25 APRILE IN TV SENZA FILM RESISTENZIALI


La scelta avrebbe potuto spaziare tra opere distribuite in un arco temporale di quasi 80 anni

di Franco La Magna

Il 25 aprile in Italia non è un giorno come tanti. E’ il giorno della “renovatio”, della rinascita a nuova vita, della Liberazione, dopo gli anni bui e feroci della dittatura fascista e quelli devastanti, distruttivi e tragici della seconda guerra mondiale.
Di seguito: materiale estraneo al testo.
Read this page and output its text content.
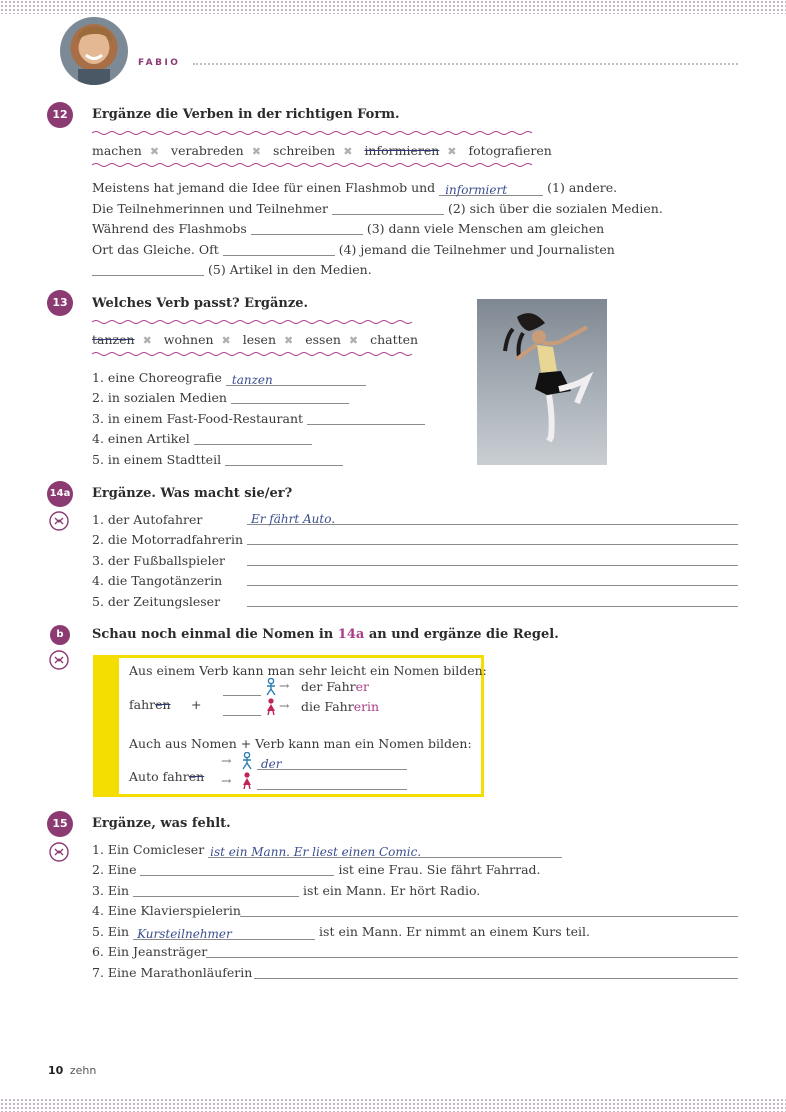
FABIO
12	Ergänze die Verben in der richtigen Form.
machen ✖ verabreden ✖ schreiben ✖ informieren ✖ fotografieren
Meistens hat jemand die Idee für einen Flashmob und informiert	(1) andere.
Die Teilnehmerinnen und Teilnehmer	(2) sich über die sozialen Medien.
Während des Flashmobs	(3) dann viele Menschen am gleichen
Ort das Gleiche. Oft	(4) jemand die Teilnehmer und Journalisten
(5) Artikel in den Medien.
13	Welches Verb passt? Ergänze.
tanzen ✖ wohnen ✖ lesen ✖ essen ✖ chatten
1. eine Choreografie tanzen
2. in sozialen Medien
3. in einem Fast-Food-Restaurant
4. einen Artikel
5. in einem Stadtteil
14a Ergänze. Was macht sie/er?
1. der Autofahrer	Er fährt Auto.
2. die Motorradfahrerin
3. der Fußballspieler
4. die Tangotänzerin
5. der Zeitungsleser
b	Schau noch einmal die Nomen in 14a an und ergänze die Regel.
Aus einem Verb kann man sehr leicht ein Nomen bilden:
fahren +
→
→
der Fahrer
die Fahrerin
Auch aus Nomen + Verb kann man ein Nomen bilden:
Auto fahren
→
→
der
15	Ergänze, was fehlt.
1. Ein Comicleser ist ein Mann. Er liest einen Comic.
2. Eine	ist eine Frau. Sie fährt Fahrrad.
3. Ein	ist ein Mann. Er hört Radio.
4. Eine Klavierspielerin
5. Ein Kursteilnehmer	ist ein Mann. Er nimmt an einem Kurs teil.
6. Ein Jeansträger
7. Eine Marathonläuferin
10 zehn
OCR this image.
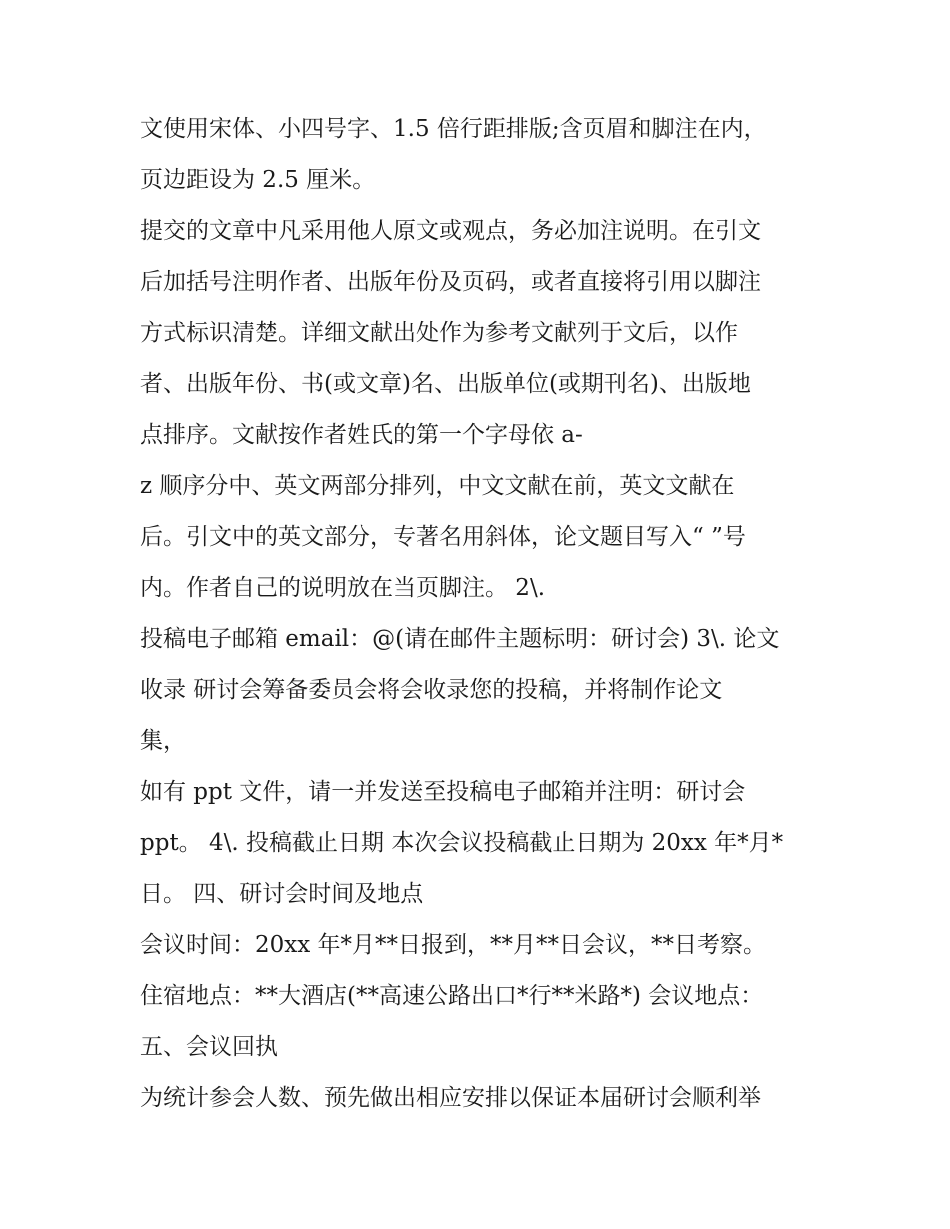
文使用宋体、小四号字、1.5 倍行距排版;含页眉和脚注在内，
页边距设为 2.5 厘米。
提交的文章中凡采用他人原文或观点，务必加注说明。在引文
后加括号注明作者、出版年份及页码，或者直接将引用以脚注
方式标识清楚。详细文献出处作为参考文献列于文后，以作
者、出版年份、书(或文章)名、出版单位(或期刊名)、出版地
点排序。文献按作者姓氏的第一个字母依 a-
z 顺序分中、英文两部分排列，中文文献在前，英文文献在
后。引文中的英文部分，专著名用斜体，论文题目写入“ ”号
内。作者自己的说明放在当页脚注。 2\.
投稿电子邮箱 email：@(请在邮件主题标明：研讨会) 3\. 论文
收录 研讨会筹备委员会将会收录您的投稿，并将制作论文
集，
如有 ppt 文件，请一并发送至投稿电子邮箱并注明：研讨会
ppt。 4\. 投稿截止日期 本次会议投稿截止日期为 20xx 年*月*
日。 四、研讨会时间及地点
会议时间：20xx 年*月**日报到，**月**日会议，**日考察。
住宿地点：**大酒店(**高速公路出口*行**米路*) 会议地点：
五、会议回执
为统计参会人数、预先做出相应安排以保证本届研讨会顺利举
Per questo dai tanti canali Rai o dai vari network sarebbe stato legittimo (come è timidamente accaduto talvolta negli anni passati) attendersi una programmazione cinematografica non usuale, fuori dall’ordinario, dal consueto, con palinsesti fitti di titoli che hanno faticosamente ricostruito quel periodo denso di lutti e di calamità, ma anche eroico, affinché soprattutto le nuove generazioni – spesso ignare – rivivessero attraverso le immagini un’impressione di realtà che nessun testo di storia sarà mai in grado restituire.

La magia del cinema sta anche in questo immergersi nella storia passata per riviverla come in un eterno presente, in un qui ed ora che ne amplifica le emozioni, paradossalmente rendendo nella ricerca di verità la finzione più vera del vero, il reale ricreato più vero del reale vissuto.

Per questo dai più noti “Roma città aperta” (1945) e “Paisà” (1946) di Roberto Rossellini, da “Il sole sorge ancora” (1945) di Aldo Vergano, a “Il bandito” (1946) di Alberto Lattuada, da “Due lettere anonime” (1945) di Mario Camerini, a “Un giorno nella vita” (1946) di Alessandro Blasetti, tutti girati duranti il brevissimo ed esaltante periodo del neorealismo, ai film resistenziali di tutti gli anni ‘50 (tra tutti “Achtug, Banditi”, 1951, di Carlo Lizzani e “Gli sbandati”, 1955, di Francesco Maselli), degli anni ‘60 (“Era notte a Roma”, 1960 di Roberto Rossellini; “La lunga notte del ‘43”, 1960, di Florestano Vancini; “Tutti a casa”, 1960, di Luigi Comencini; “I sette fratelli Cervi”, 1968, di Gianni Puccini) e degli anni ‘70 (“Mussolini, ultimo atto”, 1974, di Carlo Lizzani; “Libera, amore mio”, 1975 di Mauro Bolognini), fino al drammatico diradarsi (ma non del tutto scomparire) del genere tra gli anni ‘80 (“Uomini e no”, 1980, di Valentino Orsini) e ‘90 (“Porzus”, 1995, di Renzo Martinelli; “I piccoli maestri”, 1998, di Daniele Luchetti) e ancora fino alle sempre più rare, purtroppo, opere del secolo appena iniziato (“Il partigiano Johnny”, 2000, di Roberto Chiesa; “Il sangue dei vinti”, 2008, di Soavi), la scelta avrebbe potuto spaziare in un arco temporale lungo quasi ottant’anni, non fittissimo di titoli, ma senz’altro non carente. Una “disattenzione” che è indice dell’ottundimento ideologico e della confusione ormai in atto nel Belpaese da qualche decennio.

 

Alcune delle tante opere appena citate e sconosciute ai più, legittimamente, i tanti telespettatori non necessariamente cinefili avrebbero potuto sperare di vedere oggi, in prima serata, nel piccolo schermo in luogo dei replicanti “Le nuove comiche” di Neri Parenti, “Cloe. Tra seduzione e inganno” di Atom Egoyan o del milionesimo ripasso del “Miglio verde” di Frank Darabont. E non perché questi o qualsiasi altro film in programma questa sera non avessero pieno diritto di cittadinanza e di replica (come da sempre avviene), ma perché la sottrazione di un solo giorno ai 364 rimanenti disponibili certamente non ne avrebbero rubato alcuna visibilità. Unica eccezione “Miracolo a Sant’Anna” (2008, su Rai Movie, alle 21,10) regia di Spike Lee, che sfiora il tema della guerra partigiana. Grama consolazione che poco compensa la “distrazione” dei programmisti televisivi, spesso (per non dire sempre, a dire il vero) pesantemente condizionati dagli imperativi categorici della sempre più invadente pubblicità.